SELECT * FROM TmpTest WHERE TekstUtf8PL = 'te\0st';
this statement returns 1 record, so \0 appears to be ignored when comparing strings with utf8mb4_polish_ci. On utf8mb4_bin this works fine and returns no results. I also tried 0x01 byte instead of \0 with the same behavior. Is this a bug? I expected comparing strings for equality would not have holes like this. If this should be handled by application's input sanitization, then documentation should say so, but I couldn't find anything about this.

How to repeat:
CREATE TABLE `TmpTest` (
  `Id` int(11) NOT NULL AUTO_INCREMENT,
  `TekstBin` varchar(45) CHARACTER SET utf8mb4 COLLATE utf8mb4_bin NOT NULL,
  `TekstUtf8PL` varchar(45) COLLATE utf8mb4_polish_ci NOT NULL,
  PRIMARY KEY (`Id`)
) ENGINE=InnoDB AUTO_INCREMENT=8 DEFAULT CHARSET=utf8mb4 COLLATE=utf8mb4_polish_ci;

INSERT INTO TmpTest(TekstBin, TekstUtf8PL) VALUES ('test', 'test');
SELECT * FROM TmpTest WHERE TekstBin = 'te\0st';
SELECT * FROM TmpTest WHERE TekstUtf8PL = 'te\0st';

Hi Mr. Kovalski,

Thank you for your bug report.

You have chosen case insensitive collation for that column. There is a possibility that in UTFmb4, Polish language is represented by multi-byte characters. In that case, the result might be correct. 

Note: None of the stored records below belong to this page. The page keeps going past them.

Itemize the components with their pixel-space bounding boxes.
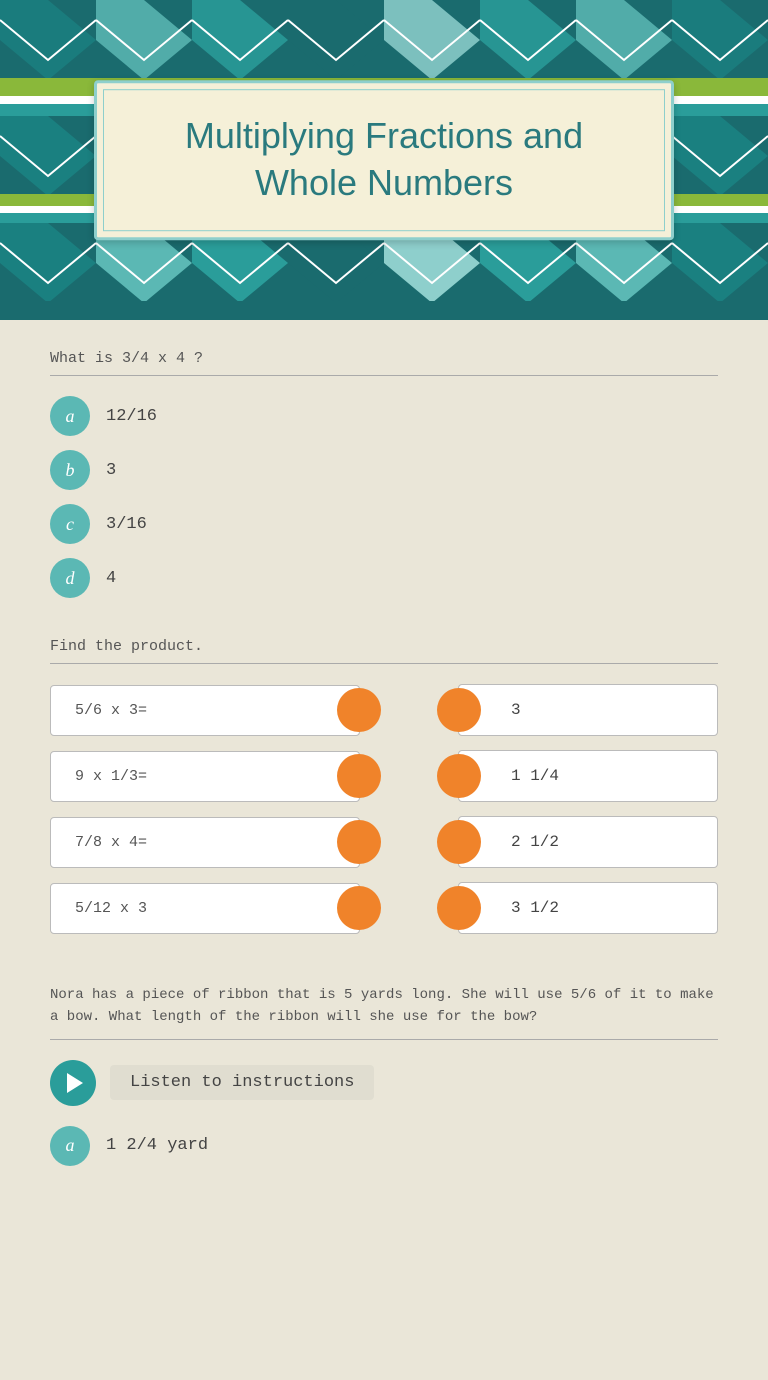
matching-row-2: 9 x 1/3= 1 1/4 <box>50 750 718 802</box>
problem-1-label: 5/6 x 3= <box>75 702 147 719</box>
answer-3-label: 2 1/2 <box>511 833 559 851</box>
problem-box-2[interactable]: 9 x 1/3= <box>50 751 360 802</box>
word-problem-option-a[interactable]: a 1 2/4 yard <box>50 1126 718 1166</box>
listen-button[interactable]: Listen to instructions <box>50 1060 718 1106</box>
matching-row-1: 5/6 x 3= 3 <box>50 684 718 736</box>
connector-circle-1-right <box>337 688 381 732</box>
problem-3-label: 7/8 x 4= <box>75 834 147 851</box>
option-c-text: 3/16 <box>106 515 147 534</box>
word-option-a-badge: a <box>50 1126 90 1166</box>
word-problem-text: Nora has a piece of ribbon that is 5 yar… <box>50 984 718 1029</box>
question-2: Find the product. 5/6 x 3= 3 9 x 1/3= <box>50 638 718 934</box>
title-card: Multiplying Fractions and Whole Numbers <box>94 80 674 240</box>
play-icon <box>50 1060 96 1106</box>
option-b[interactable]: b 3 <box>50 450 718 490</box>
option-c[interactable]: c 3/16 <box>50 504 718 544</box>
connector-circle-3-right <box>337 820 381 864</box>
main-content: What is 3/4 x 4 ? a 12/16 b 3 c 3/16 d 4 <box>0 320 768 1380</box>
option-d-badge: d <box>50 558 90 598</box>
answer-box-3[interactable]: 2 1/2 <box>458 816 718 868</box>
answer-box-2[interactable]: 1 1/4 <box>458 750 718 802</box>
connector-circle-3-left <box>437 820 481 864</box>
option-b-text: 3 <box>106 461 116 480</box>
matching-section: 5/6 x 3= 3 9 x 1/3= 1 1/4 <box>50 684 718 934</box>
question-1: What is 3/4 x 4 ? a 12/16 b 3 c 3/16 d 4 <box>50 350 718 598</box>
option-a[interactable]: a 12/16 <box>50 396 718 436</box>
matching-row-3: 7/8 x 4= 2 1/2 <box>50 816 718 868</box>
word-option-a-text: 1 2/4 yard <box>106 1136 208 1155</box>
matching-row-4: 5/12 x 3 3 1/2 <box>50 882 718 934</box>
problem-2-label: 9 x 1/3= <box>75 768 147 785</box>
problem-box-4[interactable]: 5/12 x 3 <box>50 883 360 934</box>
connector-circle-1-left <box>437 688 481 732</box>
question-1-prompt: What is 3/4 x 4 ? <box>50 350 718 367</box>
question-3-divider <box>50 1039 718 1040</box>
connector-circle-4-right <box>337 886 381 930</box>
connector-circle-2-left <box>437 754 481 798</box>
header-section: Multiplying Fractions and Whole Numbers <box>0 0 768 320</box>
option-d-text: 4 <box>106 569 116 588</box>
problem-box-3[interactable]: 7/8 x 4= <box>50 817 360 868</box>
answer-box-4[interactable]: 3 1/2 <box>458 882 718 934</box>
question-1-divider <box>50 375 718 376</box>
problem-box-1[interactable]: 5/6 x 3= <box>50 685 360 736</box>
connector-circle-2-right <box>337 754 381 798</box>
question-3: Nora has a piece of ribbon that is 5 yar… <box>50 984 718 1166</box>
question-2-prompt: Find the product. <box>50 638 718 655</box>
option-a-badge: a <box>50 396 90 436</box>
problem-4-label: 5/12 x 3 <box>75 900 147 917</box>
option-d[interactable]: d 4 <box>50 558 718 598</box>
answer-box-1[interactable]: 3 <box>458 684 718 736</box>
option-c-badge: c <box>50 504 90 544</box>
page-title: Multiplying Fractions and Whole Numbers <box>157 113 611 207</box>
option-b-badge: b <box>50 450 90 490</box>
question-2-divider <box>50 663 718 664</box>
answer-1-label: 3 <box>511 701 521 719</box>
answer-2-label: 1 1/4 <box>511 767 559 785</box>
answer-4-label: 3 1/2 <box>511 899 559 917</box>
listen-label: Listen to instructions <box>110 1065 374 1100</box>
option-a-text: 12/16 <box>106 407 157 426</box>
play-triangle-icon <box>67 1073 83 1093</box>
connector-circle-4-left <box>437 886 481 930</box>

If you know more about Polish Unicode grapheme cluster scalars, then you can tell what is case sensitive sorting like in Polish Unicode page.

We have repeated your test case on the latest 8.0.30 and the results are the same as in 5.7.

On our side, we shall have to consult our Unicode expert, which might take some time.

We are waiting on your feedback.

There are multibyte characters in Polish language, but I don't see how it relates to the issue. My test case uses valid UTF-8 with only single byte characters. Byte 0 always represent U+0000, and should be always distinct from anything else.

ASCII 0 is ignorable in utf8mb4_polish_ci so it SHOULD be ignored. Not a bug

For future reference, same applies to all ASCII control codes, and some other codepoints
https://unicode.org/reports/tr10/#Ignorables_Defn
https://www.unicode.org/Public/UCA/latest/allkeys.txt
Thanks for clearing this up.

Thank you, very much, Bernt Johnsen.